How do the Oakland A's develop better pitching than anyone else in baseball? We all know about Zito, Mulder and Hudson. Add one more cog in that impressive machine: Rich Harden. Harden--considered one of the best pitching prospects in baseball--made his major league debut against the hot Kansas City Royals and pitched seven innings, giving up only one run. He didn't get a decision on a game the Athletics won.

Tonight he again pitched seven innings and only gave up (yup) one run to the California Angels (who are drying up faster than twinkies in the Florida sun). A ground ball pitcher, Harden has now pitched fourteen innings in the big leagues and given up just two runs. That is a 1.29 ERA. How do the A's do it and why can't other teams?

The Red Sox evened up their series with the Yankees by breaking a 4-4 tie in the ninth with a single by super-pickup, David Ortiz.
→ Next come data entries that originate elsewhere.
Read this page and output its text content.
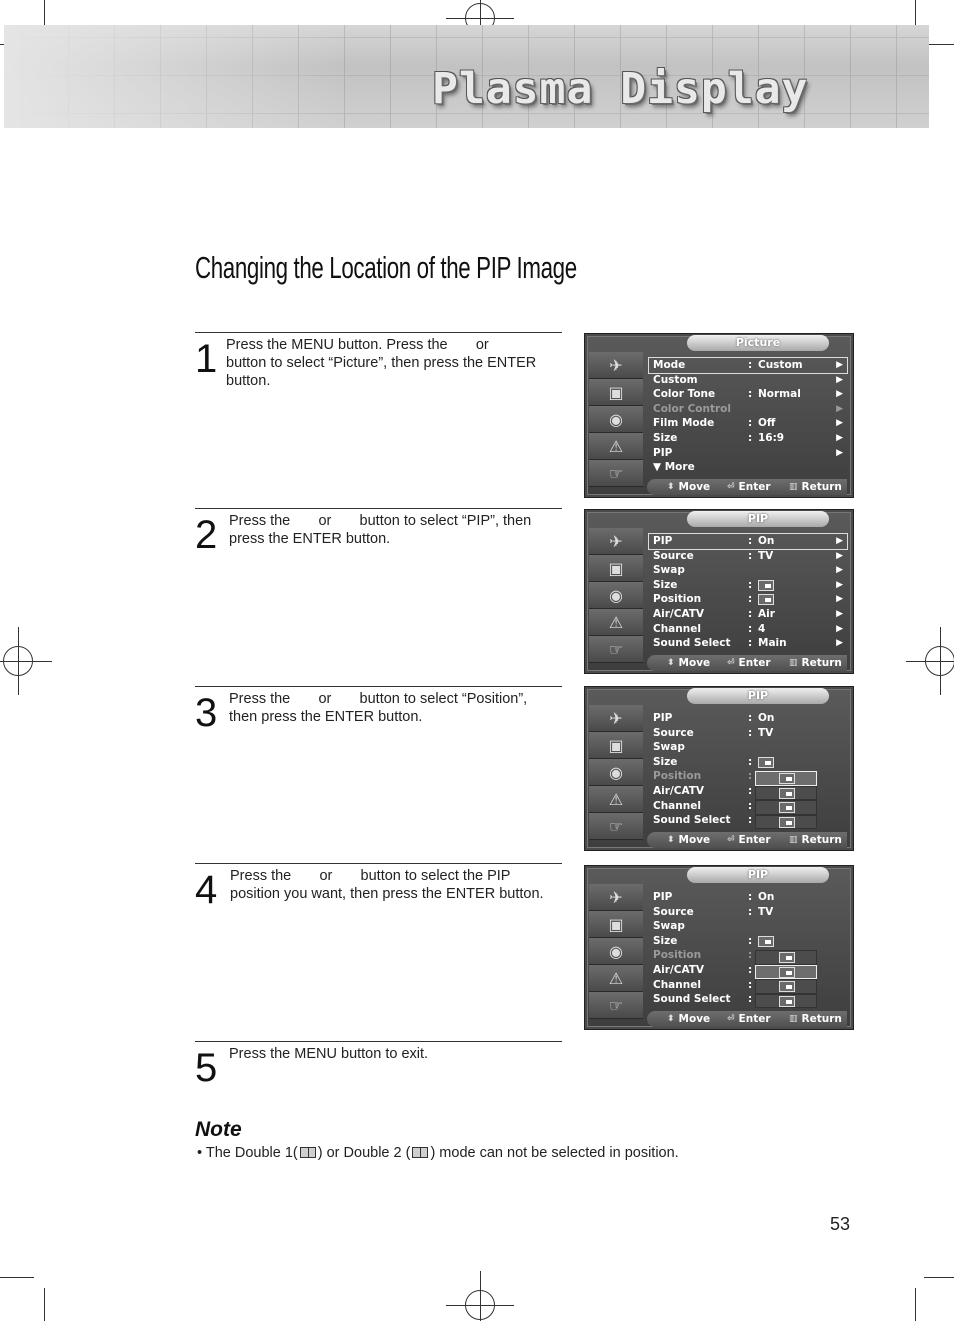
Plasma Display
Changing the Location of the PIP Image
1 Press the MENU button. Press the       or       button to select “Picture”, then press the ENTER button.
2 Press the       or       button to select “PIP”, then press the ENTER button.
3 Press the       or       button to select “Position”, then press the ENTER button.
4 Press the       or       button to select the PIP position you want, then press the ENTER button.
5 Press the MENU button to exit.
Picture
✈
▣
◉
⚠
☞
Mode	: Custom	▶
Custom	▶
Color Tone	: Normal	▶
Color Control	▶
Film Mode	: Off	▶
Size	: 16:9	▶
PIP	▶
▼ More
⬍ Move ⏎ Enter ▥ Return
PIP
✈
▣
◉
⚠
☞
PIP	: On	▶
Source	: TV	▶
Swap	▶
Size	:	▶
Position	:	▶
Air/CATV	: Air	▶
Channel	: 4	▶
Sound Select : Main	▶
⬍ Move ⏎ Enter ▥ Return
PIP
✈
▣
◉
⚠
☞
PIP	: On
Source	: TV
Swap
Size	:
Position	:
Air/CATV	:
Channel	:
Sound Select :
⬍ Move ⏎ Enter ▥ Return
PIP
✈
▣
◉
⚠
☞
PIP	: On
Source	: TV
Swap
Size	:
Position	:
Air/CATV	:
Channel	:
Sound Select :
⬍ Move ⏎ Enter ▥ Return
Note
• The Double 1( ) or Double 2 ( ) mode can not be selected in position.
53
The Sox have a big edge in the finale tomorrow as the Yankees are throwing Jeff Weaver. The Red Sox hung in there nicely as they almost threw the game away with two errors that allowed the Yankees to tie the game.
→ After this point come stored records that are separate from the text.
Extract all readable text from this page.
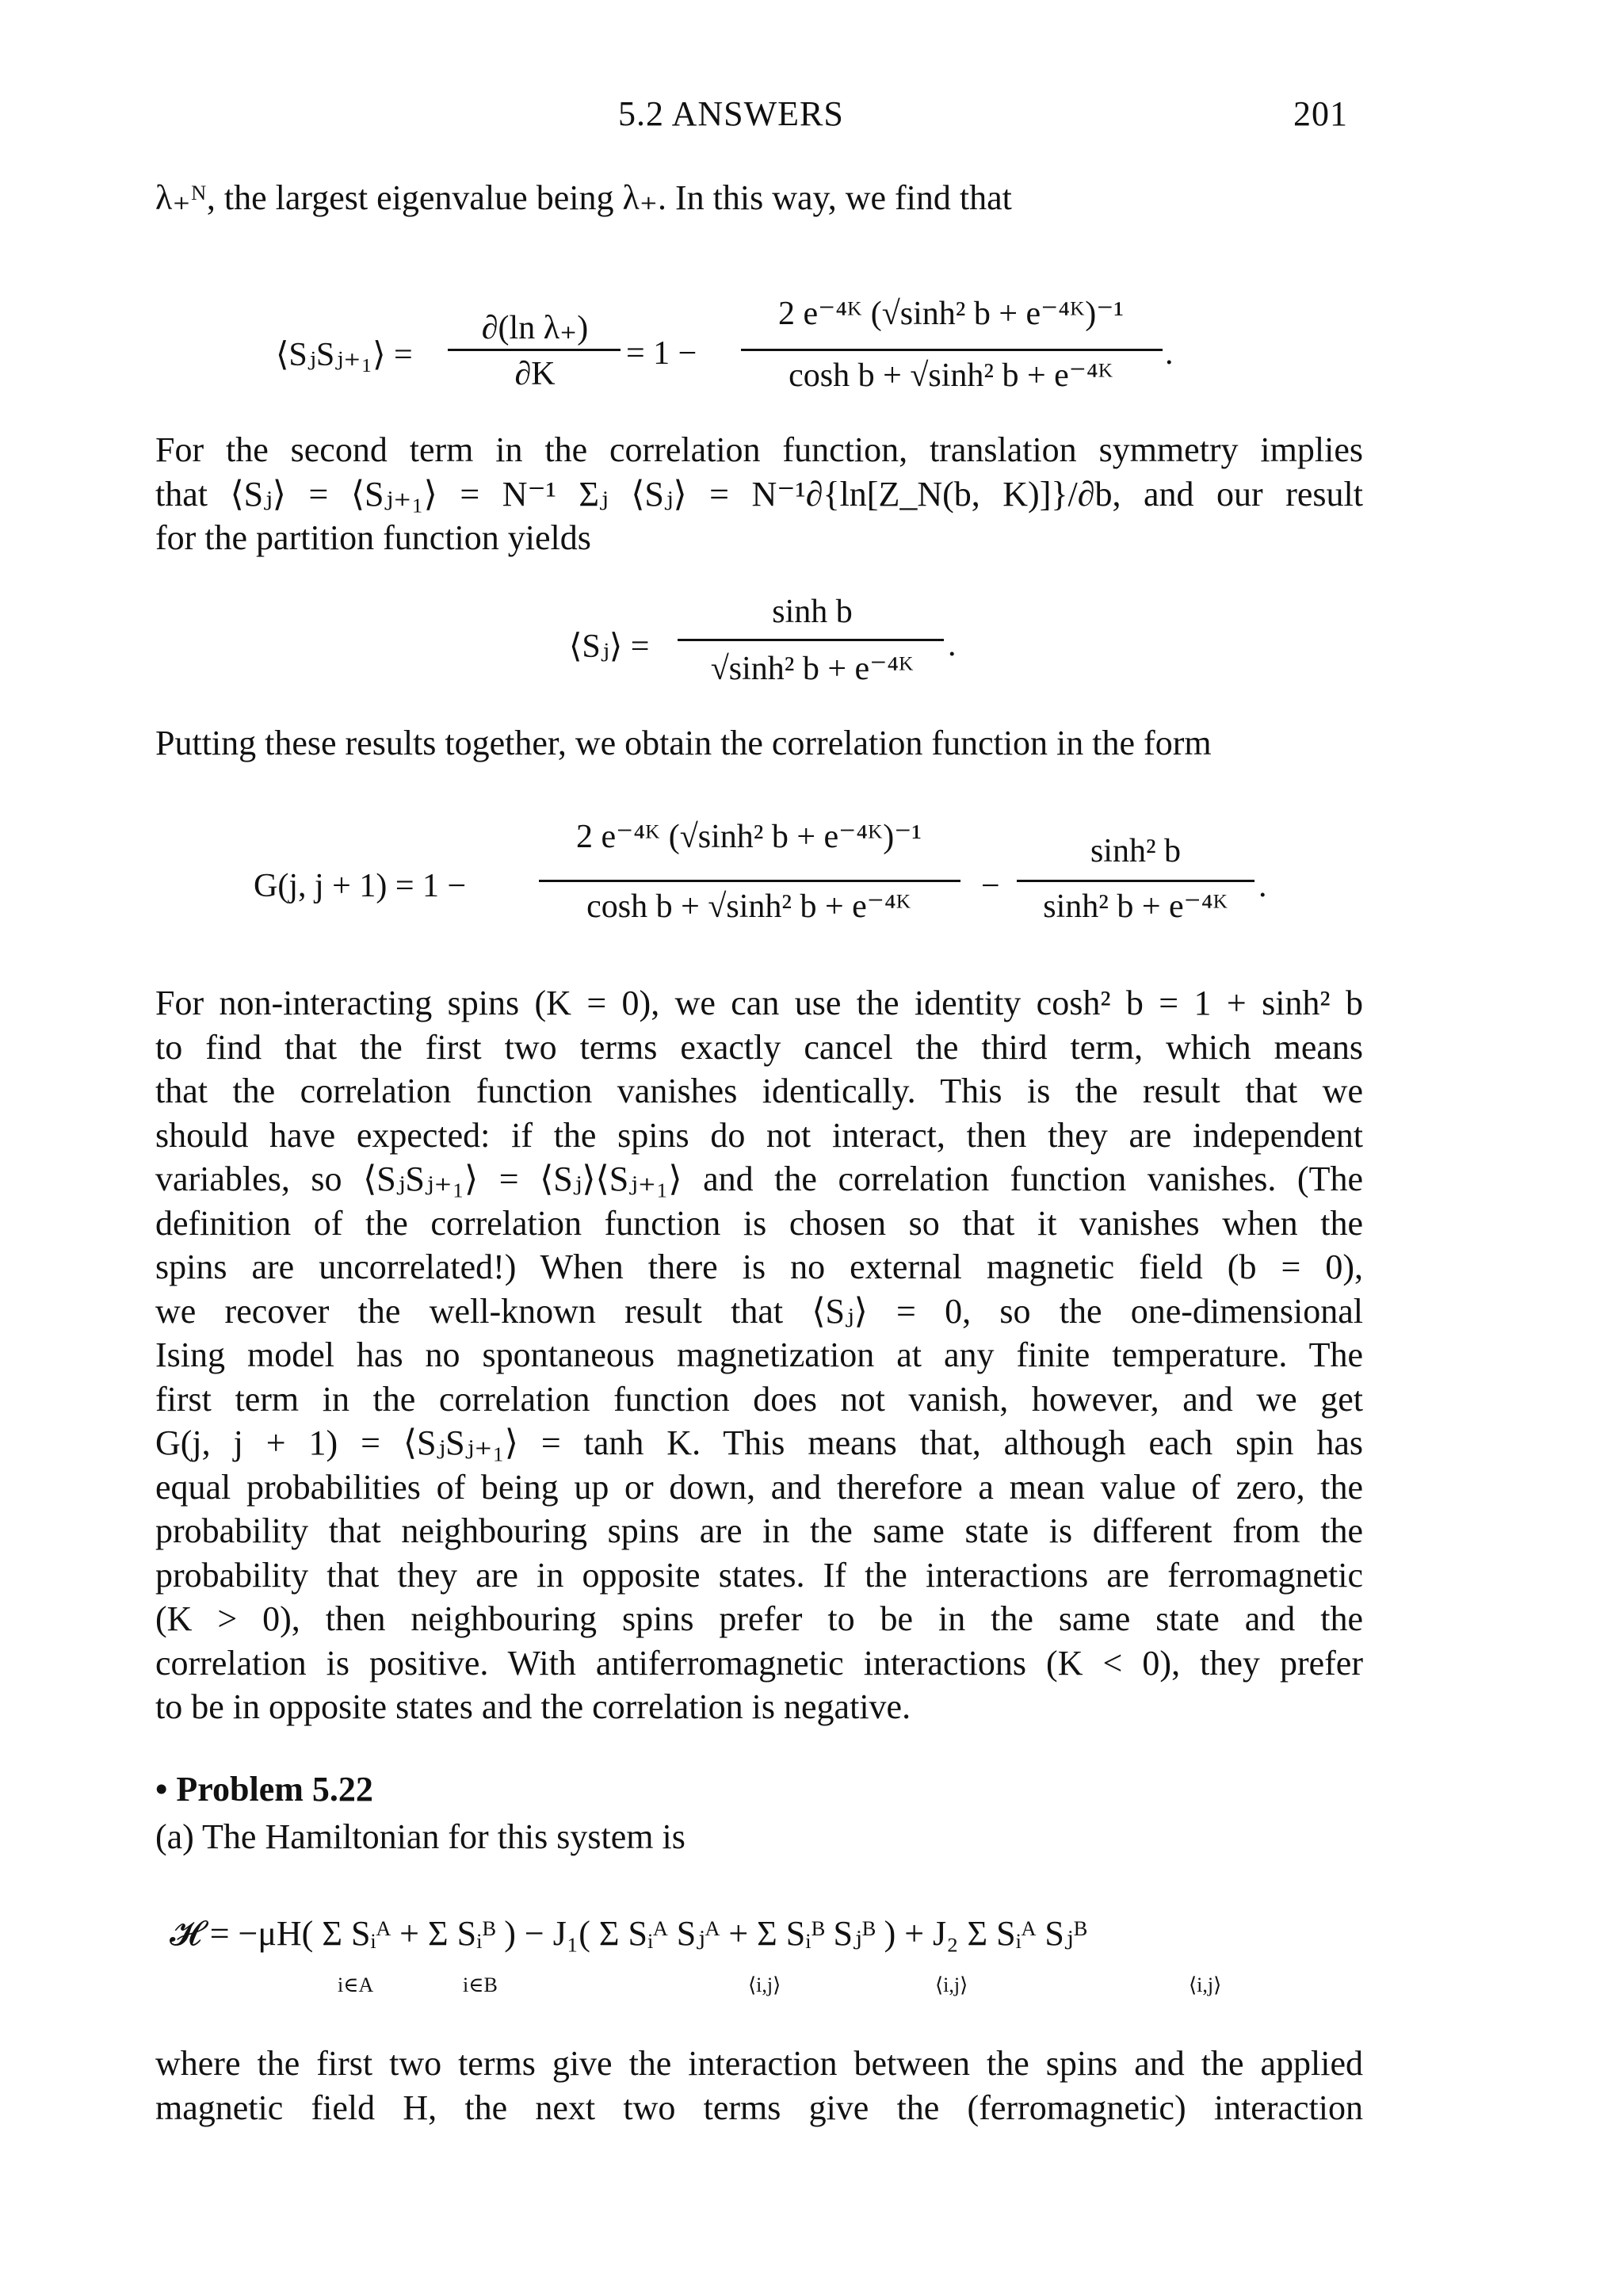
5.2 ANSWERS	201
λ₊ᴺ, the largest eigenvalue being λ₊. In this way, we find that
⟨SⱼSⱼ₊₁⟩ =
∂(ln λ₊)
∂K
= 1 −
2 e⁻⁴ᴷ (√sinh² b + e⁻⁴ᴷ)⁻¹
cosh b + √sinh² b + e⁻⁴ᴷ
.
For the second term in the correlation function, translation symmetry implies
that ⟨Sⱼ⟩ = ⟨Sⱼ₊₁⟩ = N⁻¹ Σⱼ ⟨Sⱼ⟩ = N⁻¹∂{ln[Z_N(b, K)]}/∂b, and our result
for the partition function yields
⟨Sⱼ⟩ =
sinh b
√sinh² b + e⁻⁴ᴷ
.
Putting these results together, we obtain the correlation function in the form
G(j, j + 1) = 1 −
2 e⁻⁴ᴷ (√sinh² b + e⁻⁴ᴷ)⁻¹
cosh b + √sinh² b + e⁻⁴ᴷ
−
sinh² b
sinh² b + e⁻⁴ᴷ
.
For non-interacting spins (K = 0), we can use the identity cosh² b = 1 + sinh² b
to find that the first two terms exactly cancel the third term, which means
that the correlation function vanishes identically. This is the result that we
should have expected: if the spins do not interact, then they are independent
variables, so ⟨SⱼSⱼ₊₁⟩ = ⟨Sⱼ⟩⟨Sⱼ₊₁⟩ and the correlation function vanishes. (The
definition of the correlation function is chosen so that it vanishes when the
spins are uncorrelated!) When there is no external magnetic field (b = 0),
we recover the well-known result that ⟨Sⱼ⟩ = 0, so the one-dimensional
Ising model has no spontaneous magnetization at any finite temperature. The
first term in the correlation function does not vanish, however, and we get
G(j, j + 1) = ⟨SⱼSⱼ₊₁⟩ = tanh K. This means that, although each spin has
equal probabilities of being up or down, and therefore a mean value of zero, the
probability that neighbouring spins are in the same state is different from the
probability that they are in opposite states. If the interactions are ferromagnetic
(K > 0), then neighbouring spins prefer to be in the same state and the
correlation is positive. With antiferromagnetic interactions (K < 0), they prefer
to be in opposite states and the correlation is negative.
• Problem 5.22
(a) The Hamiltonian for this system is
𝓗 = −μH( Σ Sᵢᴬ + Σ Sᵢᴮ ) − J₁( Σ Sᵢᴬ Sⱼᴬ + Σ Sᵢᴮ Sⱼᴮ ) + J₂ Σ Sᵢᴬ Sⱼᴮ
i∈A	i∈B	⟨i,j⟩	⟨i,j⟩	⟨i,j⟩
where the first two terms give the interaction between the spins and the applied
magnetic field H, the next two terms give the (ferromagnetic) interaction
The Yankees Norm Johnson is back in their lineup and is picking up where he left off. He had a hit and an RBI tonight and a walk. The man knows how to get on base. There is one problem though with his addition. He is the better fielding first baseman between he and Jason Giambi. But Giambi struggled earlier in the year in the DH role and is 0-6 since Johnson returned and returned Giambi to the DH. Giambi was the hottest hitter on the team before the switch.

Giambi might be one of those players who just doesn't thrive as a DH. Frank Thomas of Chicago is the same way. He struggled as a DH. Once Chicago put in in the field, he's put up AllStar (Hall of Fame?) numbers.
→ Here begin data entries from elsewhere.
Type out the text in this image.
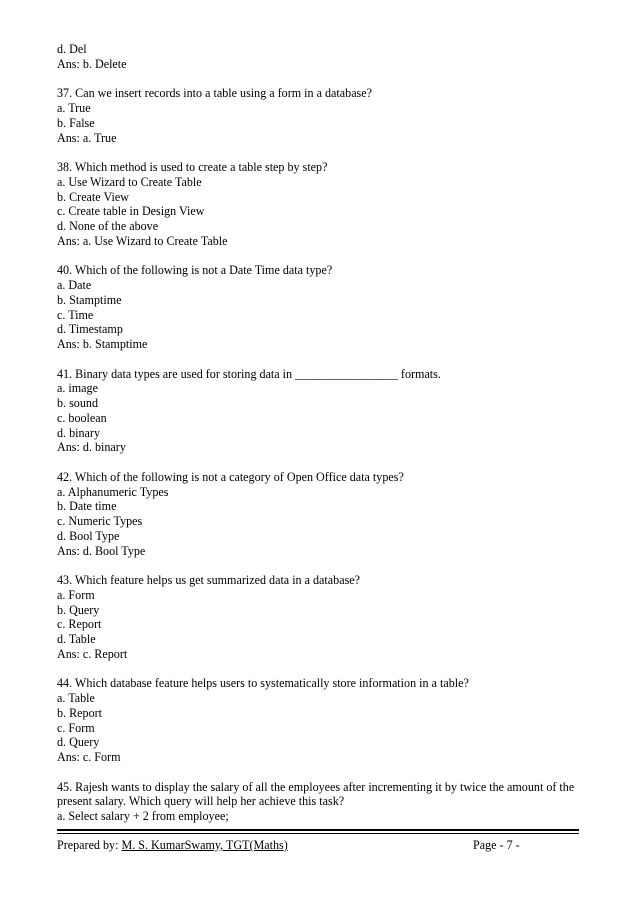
d. Del
Ans: b. Delete
37. Can we insert records into a table using a form in a database?
a. True
b. False
Ans: a. True
38. Which method is used to create a table step by step?
a. Use Wizard to Create Table
b. Create View
c. Create table in Design View
d. None of the above
Ans: a. Use Wizard to Create Table
40. Which of the following is not a Date Time data type?
a. Date
b. Stamptime
c. Time
d. Timestamp
Ans: b. Stamptime
41. Binary data types are used for storing data in _________________ formats.
a. image
b. sound
c. boolean
d. binary
Ans: d. binary
42. Which of the following is not a category of Open Office data types?
a. Alphanumeric Types
b. Date time
c. Numeric Types
d. Bool Type
Ans: d. Bool Type
43. Which feature helps us get summarized data in a database?
a. Form
b. Query
c. Report
d. Table
Ans: c. Report
44. Which database feature helps users to systematically store information in a table?
a. Table
b. Report
c. Form
d. Query
Ans: c. Form
45. Rajesh wants to display the salary of all the employees after incrementing it by twice the amount of the present salary. Which query will help her achieve this task?
a. Select salary + 2 from employee;
Prepared by: M. S. KumarSwamy, TGT(Maths)	Page - 7 -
Speaking of the Hall of Fame, the tandom of Gary Carter and Eddie Murray is a good one. Murray was one of the most prolific RBI men in the history of the game. Very few players in history have more career RBI to go along with Murray's 500+ homers. Carter's entrance is a sign that the Hall of Fame voting is working correctly. There was some fear that Carter would be overlooked, but he is one of the better catchers to play the game. Starting his career in Montreal didn't help Carter to gain nationwide attention.

But that attention came to Carter while playing for the Mets. Carter was an ever present yapping machine while with the Mets. He talked to anyone as often as he could. Hey...being a good self-promoter is not a bad thing.

The Hall of Fame is also inducting Bob Uecker for his broadcasting career. Uecker was a lousy player and a good broadcaster/actor/personality. That being the case, shouldn't Phil Rizzuto be in the Hall of Fame? Rizzuto was an important cog in the Yankee machine and he's been a beloved broadcaster. Uhh...umm...I just looked at Rizzuto's stats and he is ALREADY in the Hall of Fame. How did I miss that?